Your children are the most precious cargo you will ever carry in your car, but a new study from Leasing Options has shockingly revealed almost half of parents rarely clean their child car seats, leaving seats covered in bacteria that can cause serious illness.
Researchers found that:
- 44% of parents clean their child’s car seats less than once every six months.
- One in ten parents admit to only cleaning the car seat once per year
- 1 in fifteen (16%) said they never wash the child car seat.
Interestingly, it’s younger parents that are most fastidious. One third of parents aged between 18-24-years-old cleaned their child’s car seat once a week, which is way better than the 25-44 age group, where it was only one in five.
Leasing Options swabbed the various parts of the interiors of cars to see what germs lie hidden from our eyes.
The steering wheels, hand brakes, gear sticks and centre consoles/radios swabbed all registered at between 10-20 LOD (Level Of Detection) for bacteria.
However, the child’s car seat registered a massive 3,000 LOD!
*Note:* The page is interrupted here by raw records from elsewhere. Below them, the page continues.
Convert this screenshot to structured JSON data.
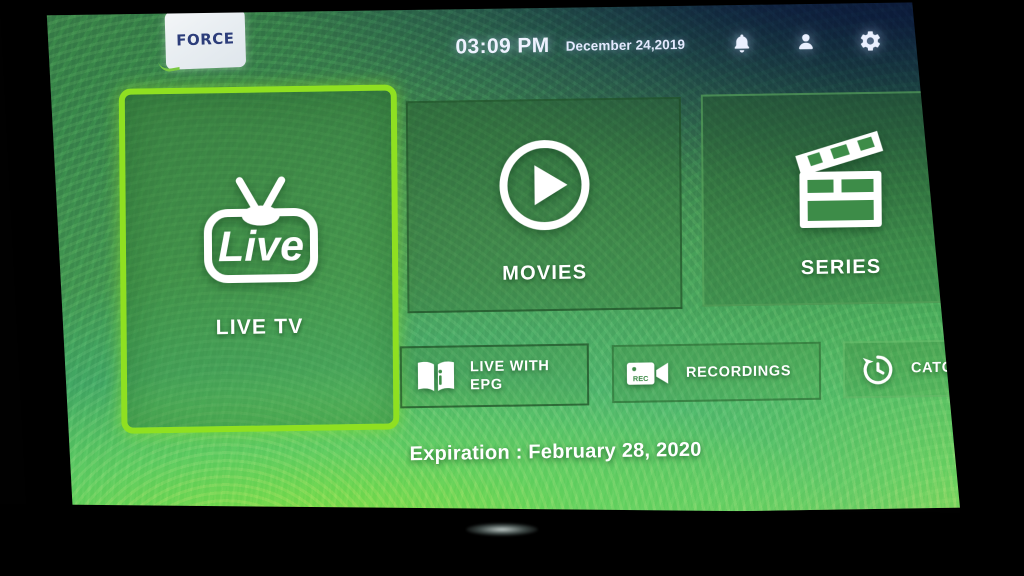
{
  "app": {
    "logo_text": "FORCE"
  },
  "topbar": {
    "time": "03:09 PM",
    "date": "December 24,2019",
    "icons": [
      {
        "name": "notifications-icon",
        "label": "bell-icon"
      },
      {
        "name": "account-icon",
        "label": "user-icon"
      },
      {
        "name": "settings-icon",
        "label": "gear-icon"
      },
      {
        "name": "power-icon",
        "label": "power-icon"
      }
    ]
  },
  "tiles": [
    {
      "id": "live-tv",
      "label": "LIVE TV",
      "icon": "tv-live-icon",
      "focused": true
    },
    {
      "id": "movies",
      "label": "MOVIES",
      "icon": "play-circle-icon",
      "focused": false
    },
    {
      "id": "series",
      "label": "SERIES",
      "icon": "clapperboard-icon",
      "focused": false
    }
  ],
  "buttons": [
    {
      "id": "live-with-epg",
      "label": "LIVE WITH EPG",
      "line1": "LIVE WITH",
      "line2": "EPG",
      "icon": "book-info-icon"
    },
    {
      "id": "recordings",
      "label": "RECORDINGS",
      "icon": "video-camera-rec-icon",
      "icon_text": "REC"
    },
    {
      "id": "catch-up",
      "label": "CATCH UP",
      "icon": "clock-history-icon"
    }
  ],
  "footer": {
    "expiration": "Expiration : February 28, 2020"
  },
  "colors": {
    "focus_border": "#8fe021",
    "tile_text": "#ffffff",
    "accent_green": "#4aa255",
    "topbar_text": "#eef2ff"
  }
}
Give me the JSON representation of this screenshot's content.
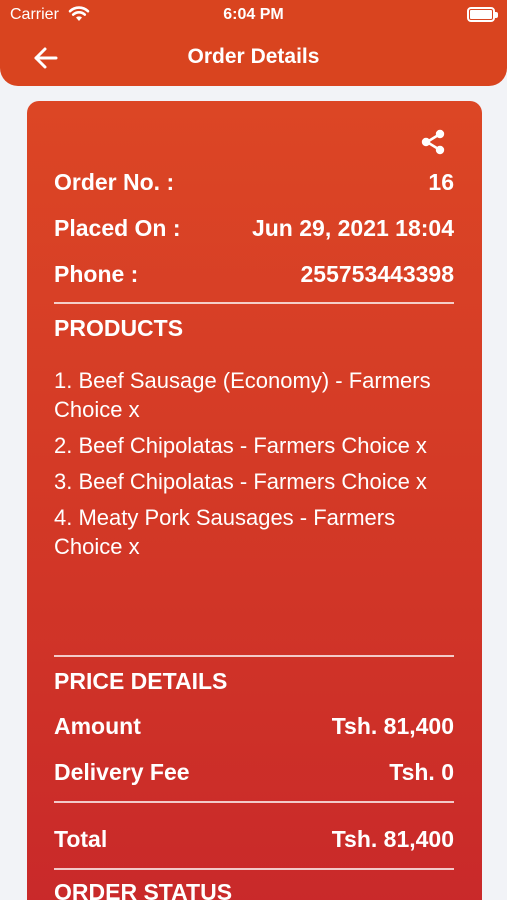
{
  "status_bar": {
    "carrier": "Carrier",
    "time": "6:04 PM"
  },
  "nav": {
    "title": "Order Details"
  },
  "order": {
    "order_no_label": "Order No. :",
    "order_no": "16",
    "placed_on_label": "Placed On :",
    "placed_on": "Jun 29, 2021 18:04",
    "phone_label": "Phone :",
    "phone": "255753443398"
  },
  "products": {
    "title": "PRODUCTS",
    "items": [
      "1. Beef Sausage (Economy) - Farmers Choice x",
      "2. Beef Chipolatas - Farmers Choice x",
      "3. Beef Chipolatas - Farmers Choice x",
      "4. Meaty Pork Sausages - Farmers Choice x"
    ]
  },
  "price": {
    "title": "PRICE DETAILS",
    "amount_label": "Amount",
    "amount": "Tsh. 81,400",
    "delivery_label": "Delivery Fee",
    "delivery": "Tsh. 0",
    "total_label": "Total",
    "total": "Tsh. 81,400"
  },
  "status": {
    "title": "ORDER STATUS"
  },
  "colors": {
    "accent": "#d9441f",
    "card_top": "#dc4625",
    "card_bottom": "#c8282a",
    "background": "#f2f3f7"
  },
  "icons": {
    "back": "arrow-left-icon",
    "share": "share-icon",
    "wifi": "wifi-icon",
    "battery": "battery-icon"
  }
}
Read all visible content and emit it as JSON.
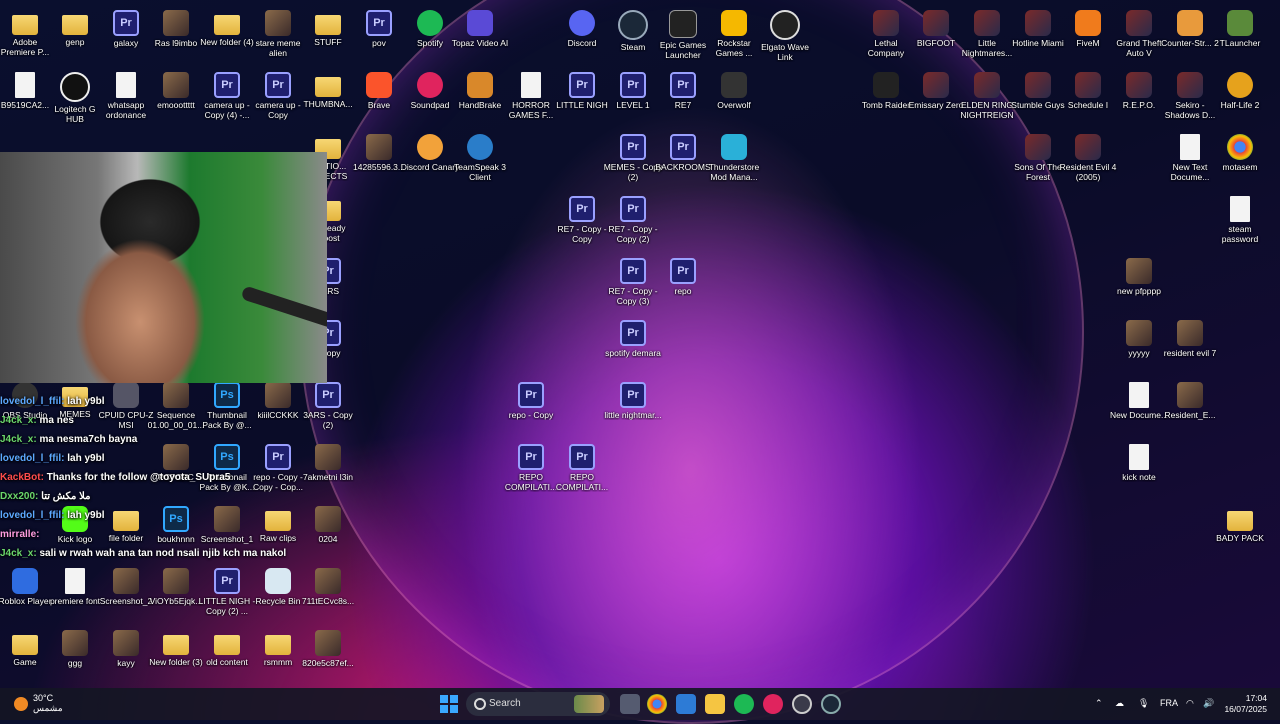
{
  "chat": [
    {
      "user": "lovedol_l_ffil",
      "msg": "lah y9bl",
      "color": "#5da9ff"
    },
    {
      "user": "J4ck_x",
      "msg": "ma nes",
      "color": "#6bd66b"
    },
    {
      "user": "J4ck_x",
      "msg": "ma nesma7ch bayna",
      "color": "#6bd66b"
    },
    {
      "user": "lovedol_l_ffil",
      "msg": "lah y9bl",
      "color": "#5da9ff"
    },
    {
      "user": "KackBot",
      "msg": "Thanks for the follow @toyota_SUpra5",
      "color": "#ff4d4d"
    },
    {
      "user": "Dxx200",
      "msg": "ملا مكش تتا",
      "color": "#6bd66b"
    },
    {
      "user": "lovedol_l_ffil",
      "msg": "lah y9bl",
      "color": "#5da9ff"
    },
    {
      "user": "mirralle",
      "msg": "",
      "color": "#ff9de0"
    },
    {
      "user": "J4ck_x",
      "msg": "sali w rwah wah ana tan nod nsali njib kch ma nakol",
      "color": "#6bd66b"
    }
  ],
  "icons": [
    {
      "label": "Adobe Premiere P...",
      "type": "folder"
    },
    {
      "label": "genp",
      "type": "folder"
    },
    {
      "label": "galaxy",
      "type": "pr"
    },
    {
      "label": "Ras l9imbo",
      "type": "img"
    },
    {
      "label": "New folder (4)",
      "type": "folder"
    },
    {
      "label": "stare meme alien",
      "type": "img"
    },
    {
      "label": "STUFF",
      "type": "folder"
    },
    {
      "label": "pov",
      "type": "pr"
    },
    {
      "label": "Spotify",
      "type": "spotify"
    },
    {
      "label": "Topaz Video AI",
      "type": "topaz"
    },
    {
      "label": "Discord",
      "type": "discord"
    },
    {
      "label": "Steam",
      "type": "steam"
    },
    {
      "label": "Epic Games Launcher",
      "type": "epic"
    },
    {
      "label": "Rockstar Games ...",
      "type": "rockstar"
    },
    {
      "label": "Elgato Wave Link",
      "type": "elgato"
    },
    {
      "label": "Lethal Company",
      "type": "game"
    },
    {
      "label": "BIGFOOT",
      "type": "game"
    },
    {
      "label": "Little Nightmares...",
      "type": "game"
    },
    {
      "label": "Hotline Miami",
      "type": "game"
    },
    {
      "label": "FiveM",
      "type": "fivem"
    },
    {
      "label": "Grand Theft Auto V",
      "type": "game"
    },
    {
      "label": "Counter-Str... 2",
      "type": "cs"
    },
    {
      "label": "TLauncher",
      "type": "mc"
    },
    {
      "label": "B9519CA2...",
      "type": "doc"
    },
    {
      "label": "Logitech G HUB",
      "type": "ghub"
    },
    {
      "label": "whatsapp ordonance",
      "type": "doc"
    },
    {
      "label": "emooottttt",
      "type": "img"
    },
    {
      "label": "camera up - Copy (4) -...",
      "type": "pr"
    },
    {
      "label": "camera up - Copy",
      "type": "pr"
    },
    {
      "label": "THUMBNA...",
      "type": "folder"
    },
    {
      "label": "Brave",
      "type": "brave"
    },
    {
      "label": "Soundpad",
      "type": "soundpad"
    },
    {
      "label": "HandBrake",
      "type": "handbrake"
    },
    {
      "label": "HORROR GAMES F...",
      "type": "doc"
    },
    {
      "label": "LITTLE NIGH",
      "type": "pr"
    },
    {
      "label": "LEVEL 1",
      "type": "pr"
    },
    {
      "label": "RE7",
      "type": "pr"
    },
    {
      "label": "Overwolf",
      "type": "overwolf"
    },
    {
      "label": "Tomb Raider",
      "type": "tr"
    },
    {
      "label": "Emissary Zero",
      "type": "game"
    },
    {
      "label": "ELDEN RING NIGHTREIGN",
      "type": "game"
    },
    {
      "label": "Stumble Guys",
      "type": "game"
    },
    {
      "label": "Schedule I",
      "type": "game"
    },
    {
      "label": "R.E.P.O.",
      "type": "game"
    },
    {
      "label": "Sekiro - Shadows D...",
      "type": "game"
    },
    {
      "label": "Half-Life 2",
      "type": "hl"
    },
    {
      "label": "Discord Canary",
      "type": "canary"
    },
    {
      "label": "TeamSpeak 3 Client",
      "type": "ts"
    },
    {
      "label": "MEMES - Copy (2)",
      "type": "pr"
    },
    {
      "label": "BACKROOMS",
      "type": "pr"
    },
    {
      "label": "Thunderstore Mod Mana...",
      "type": "thunder"
    },
    {
      "label": "Sons Of The Forest",
      "type": "game"
    },
    {
      "label": "Resident Evil 4 (2005)",
      "type": "game"
    },
    {
      "label": "New Text Docume...",
      "type": "doc"
    },
    {
      "label": "motasem",
      "type": "chrome"
    },
    {
      "label": "RE7 - Copy - Copy",
      "type": "pr"
    },
    {
      "label": "RE7 - Copy - Copy (2)",
      "type": "pr"
    },
    {
      "label": "steam password",
      "type": "doc"
    },
    {
      "label": "RE7 - Copy - Copy (3)",
      "type": "pr"
    },
    {
      "label": "repo",
      "type": "pr"
    },
    {
      "label": "new pfpppp",
      "type": "img"
    },
    {
      "label": "spotify demara",
      "type": "pr"
    },
    {
      "label": "yyyyy",
      "type": "img"
    },
    {
      "label": "resident evil 7",
      "type": "img"
    },
    {
      "label": "repo - Copy",
      "type": "pr"
    },
    {
      "label": "little nightmar...",
      "type": "pr"
    },
    {
      "label": "New Docume...",
      "type": "doc"
    },
    {
      "label": "Resident_E...",
      "type": "img"
    },
    {
      "label": "REPO COMPILATI...",
      "type": "pr"
    },
    {
      "label": "REPO COMPILATI...",
      "type": "pr"
    },
    {
      "label": "kick note",
      "type": "doc"
    },
    {
      "label": "BADY PACK",
      "type": "folder"
    },
    {
      "label": "CPUID CPU-Z MSI",
      "type": "app"
    },
    {
      "label": "Sequence 01.00_00_01...",
      "type": "img"
    },
    {
      "label": "Thumbnail Pack By @...",
      "type": "ps"
    },
    {
      "label": "kiiilCCKKK",
      "type": "img"
    },
    {
      "label": "3ARS - Copy (2)",
      "type": "pr"
    },
    {
      "label": "Thumbnail Pack By @K...",
      "type": "ps"
    },
    {
      "label": "repo - Copy - Copy - Cop...",
      "type": "pr"
    },
    {
      "label": "7akmetni l3in",
      "type": "img"
    },
    {
      "label": "PCPCPC",
      "type": "img"
    },
    {
      "label": "boukhnnn",
      "type": "ps"
    },
    {
      "label": "Screenshot_1",
      "type": "img"
    },
    {
      "label": "Raw clips",
      "type": "folder"
    },
    {
      "label": "0204",
      "type": "img"
    },
    {
      "label": "Roblox Player",
      "type": "roblox"
    },
    {
      "label": "premiere font",
      "type": "doc"
    },
    {
      "label": "Screenshot_2",
      "type": "img"
    },
    {
      "label": "ViOYb5Ejqk...",
      "type": "img"
    },
    {
      "label": "LITTLE NIGH - Copy (2) ...",
      "type": "pr"
    },
    {
      "label": "Recycle Bin",
      "type": "bin"
    },
    {
      "label": "711tECvc8s...",
      "type": "img"
    },
    {
      "label": "Game",
      "type": "folder"
    },
    {
      "label": "ggg",
      "type": "img"
    },
    {
      "label": "kayy",
      "type": "img"
    },
    {
      "label": "New folder (3)",
      "type": "folder"
    },
    {
      "label": "old content",
      "type": "folder"
    },
    {
      "label": "rsmmm",
      "type": "folder"
    },
    {
      "label": "820e5c87ef...",
      "type": "img"
    },
    {
      "label": "14285596.3...",
      "type": "img"
    },
    {
      "label": "...SITIO... EFFECTS",
      "type": "folder"
    },
    {
      "label": "...s ready ...oost",
      "type": "folder"
    },
    {
      "label": "3ARS",
      "type": "pr"
    },
    {
      "label": "- Copy",
      "type": "pr"
    },
    {
      "label": "OBS Studio",
      "type": "obs"
    },
    {
      "label": "MEMES",
      "type": "folder"
    },
    {
      "label": "Kick logo",
      "type": "kick"
    },
    {
      "label": "file folder",
      "type": "folder"
    }
  ],
  "taskbar": {
    "weather_temp": "30°C",
    "weather_desc": "مشمس",
    "search_placeholder": "Search",
    "lang": "FRA",
    "time": "17:04",
    "date": "16/07/2025"
  },
  "colors": {
    "spotify": "#1db954",
    "discord": "#5865f2",
    "brave": "#fb542b",
    "accent": "#3aa8ff"
  }
}
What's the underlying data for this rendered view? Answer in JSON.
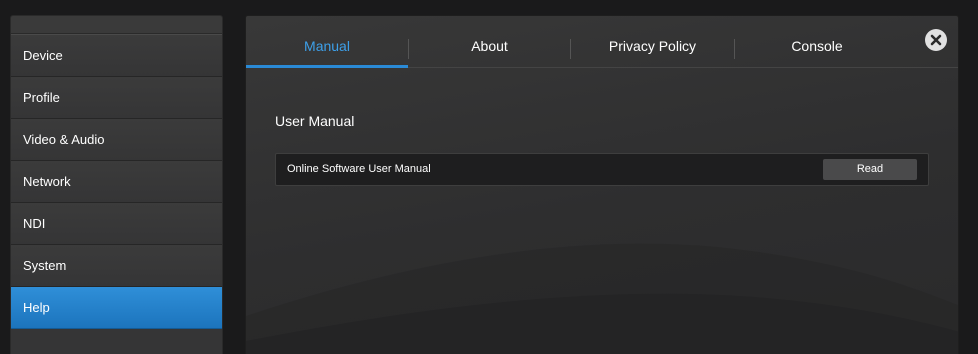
{
  "sidebar": {
    "items": [
      {
        "label": "Device",
        "active": false
      },
      {
        "label": "Profile",
        "active": false
      },
      {
        "label": "Video & Audio",
        "active": false
      },
      {
        "label": "Network",
        "active": false
      },
      {
        "label": "NDI",
        "active": false
      },
      {
        "label": "System",
        "active": false
      },
      {
        "label": "Help",
        "active": true
      }
    ]
  },
  "tabs": [
    {
      "label": "Manual",
      "active": true
    },
    {
      "label": "About",
      "active": false
    },
    {
      "label": "Privacy Policy",
      "active": false
    },
    {
      "label": "Console",
      "active": false
    }
  ],
  "close_icon": "close-icon",
  "content": {
    "section_title": "User Manual",
    "row_label": "Online Software User Manual",
    "read_label": "Read"
  },
  "colors": {
    "accent": "#2a8ad6",
    "active_tab_text": "#3d9fe8",
    "background": "#1a1a1b",
    "panel": "#333334"
  }
}
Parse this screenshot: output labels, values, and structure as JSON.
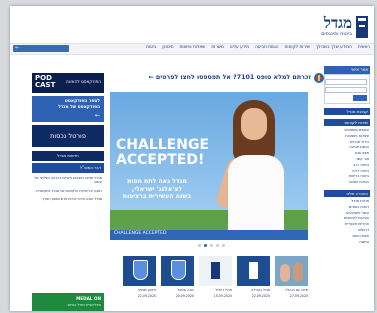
{
  "brand": {
    "name": "מגדל",
    "tagline": "ביטוח ופיננסים"
  },
  "nav": {
    "items": [
      "ראשית",
      "המידע שלך בשבילך",
      "שירות לקוחות",
      "הגשת תביעה",
      "מידע עלינו",
      "משרות",
      "שאלות נפוצות",
      "חיסכון",
      "ביטוח"
    ],
    "search_arrow": "←"
  },
  "right_sidebar": {
    "login_head": "אזור אישי",
    "blue_bar_1": "קבוצת מגדל",
    "list_head": "שירות לקוחות",
    "list": [
      "טפסים ומסמכים",
      "שאלות ותשובות",
      "בירור פרטים",
      "הגשת תביעה",
      "מצא סוכן",
      "צור קשר",
      "ביטוח רכב",
      "ביטוח דירה",
      "ביטוח בריאות",
      "הפיכת הסכם"
    ],
    "blue_bar_2": "החברה שלנו",
    "list2": [
      "אודות מגדל",
      "דוחות כספיים",
      "קשרי משקיעים",
      "הודעות לעיתונות",
      "אחריות תאגידית",
      "דרושים",
      "מפת האתר",
      "נגישות"
    ]
  },
  "promo": {
    "text": "זכרתם למלא טופס 7101? אל תפספסו לחצו לפרטים ←"
  },
  "banner": {
    "headline_1": "CHALLENGE",
    "headline_2": "ACCEPTED!",
    "copy_lines": [
      "מגדל גאה לתת חסות",
      "לצ'אלנג' ישראלי,",
      "בשנה העשירית ברציפות"
    ],
    "footer": "CHALLENGE ACCEPTED",
    "dots": 5,
    "active_dot": 1
  },
  "thumbnails": [
    {
      "kind": "photo",
      "caption_1": "שיחה עם הנהלה",
      "caption_2": "27.09.2020"
    },
    {
      "kind": "tower-dark",
      "caption_1": "מגדל בקהילה",
      "caption_2": "22.09.2020"
    },
    {
      "kind": "tower-light",
      "caption_1": "מגדל דיגיטל",
      "caption_2": "15.09.2020"
    },
    {
      "kind": "shield",
      "caption_1": "הגנה וביטוח",
      "caption_2": "20.09.2020"
    },
    {
      "kind": "shield",
      "caption_1": "חיסכון ופנסיה",
      "caption_2": "22.09.2020"
    }
  ],
  "left_sidebar": {
    "podcast_logo_1": "POD",
    "podcast_logo_2": "CAST",
    "podcast_text": "הפודקאסט להאזנה",
    "blue_box_lines": [
      "לספר הפודקאסט",
      "הפודקאסט של מגדל"
    ],
    "blue_box_arrow": "←",
    "dark_box": "פורטל נכסות",
    "news_head": "חדשות מגדל",
    "news_sub": "דבר המנכ\"ל",
    "news": [
      "מגדל מציגה תוצאות חיוביות ברבעון השלישי של השנה",
      "כתבה על שירות הלקוחות של מגדל בתקשורת",
      "מגדל חנכה מרכז שירות חדש בצפון הארץ"
    ],
    "green_title": "MEDAL ON",
    "green_sub": "אפליקציית מגדל בחינם"
  }
}
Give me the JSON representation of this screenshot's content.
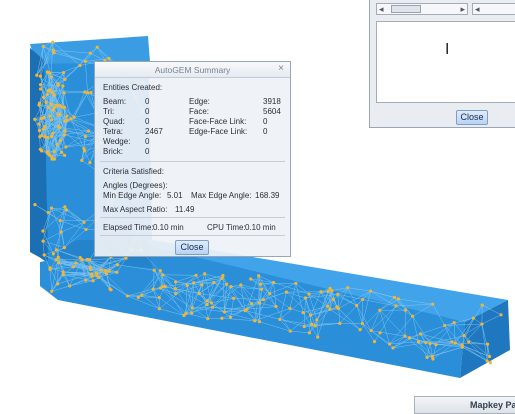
{
  "dialog": {
    "title": "AutoGEM Summary",
    "close_x": "×",
    "entities_heading": "Entities Created:",
    "left_rows": [
      {
        "label": "Beam:",
        "value": "0"
      },
      {
        "label": "Tri:",
        "value": "0"
      },
      {
        "label": "Quad:",
        "value": "0"
      },
      {
        "label": "Tetra:",
        "value": "2467"
      },
      {
        "label": "Wedge:",
        "value": "0"
      },
      {
        "label": "Brick:",
        "value": "0"
      }
    ],
    "right_rows": [
      {
        "label": "Edge:",
        "value": "3918"
      },
      {
        "label": "Face:",
        "value": "5604"
      },
      {
        "label": "Face-Face Link:",
        "value": "0"
      },
      {
        "label": "Edge-Face Link:",
        "value": "0"
      }
    ],
    "criteria_heading": "Criteria Satisfied:",
    "angles_heading": "Angles (Degrees):",
    "min_edge_label": "Min Edge Angle:",
    "min_edge_value": "5.01",
    "max_edge_label": "Max Edge Angle:",
    "max_edge_value": "168.39",
    "aspect_label": "Max Aspect Ratio:",
    "aspect_value": "11.49",
    "elapsed_label": "Elapsed Time:",
    "elapsed_value": "0.10 min",
    "cpu_label": "CPU Time:",
    "cpu_value": "0.10 min",
    "close_button": "Close"
  },
  "background_window": {
    "close_button": "Close",
    "caret_glyph": "I",
    "scroll_arrow_left": "◂",
    "scroll_arrow_right": "▸"
  },
  "status_bar": {
    "mapkey_label": "Mapkey Pa"
  },
  "colors": {
    "model_fill": "#2a8fd8",
    "model_dark": "#1c6fb3",
    "mesh_lines": "#7fc3f0",
    "mesh_nodes": "#f2b634",
    "dialog_bg": "#eef1f5",
    "button_bg": "#c6dcf7"
  }
}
The main bacteria found on the child’s car seat was ‘faecal streptococci’. Yes that is ‘faecal’ as in ‘poo’, and it can cause:
- Bacterial pneumonia
- Ear infections
- Bacterial meningitis.
These infections can enter the skin through the tiniest cut, making your child sick – but simply washing the seat will remove it.
Earlier research from the University of Birmingham in 2014 found that children’s car seats harboured almost twice as much bacteria as a toilet seat – not a nice thought.
While the seat looked clean enough at first glance, Leasing Options visualised what this might look like if you could see the germs:
The message is clear – to protect your child, clean their car seat regularly.
As a result of the shocking research, Leasing Options have produced a helpful guide on the best way to clean your child’s car seat: https://www.leasingoptions.co.uk/news/blog/guide-to-child-car-seats/5958
This really is one of those instances where a good wash really could save your child’s life.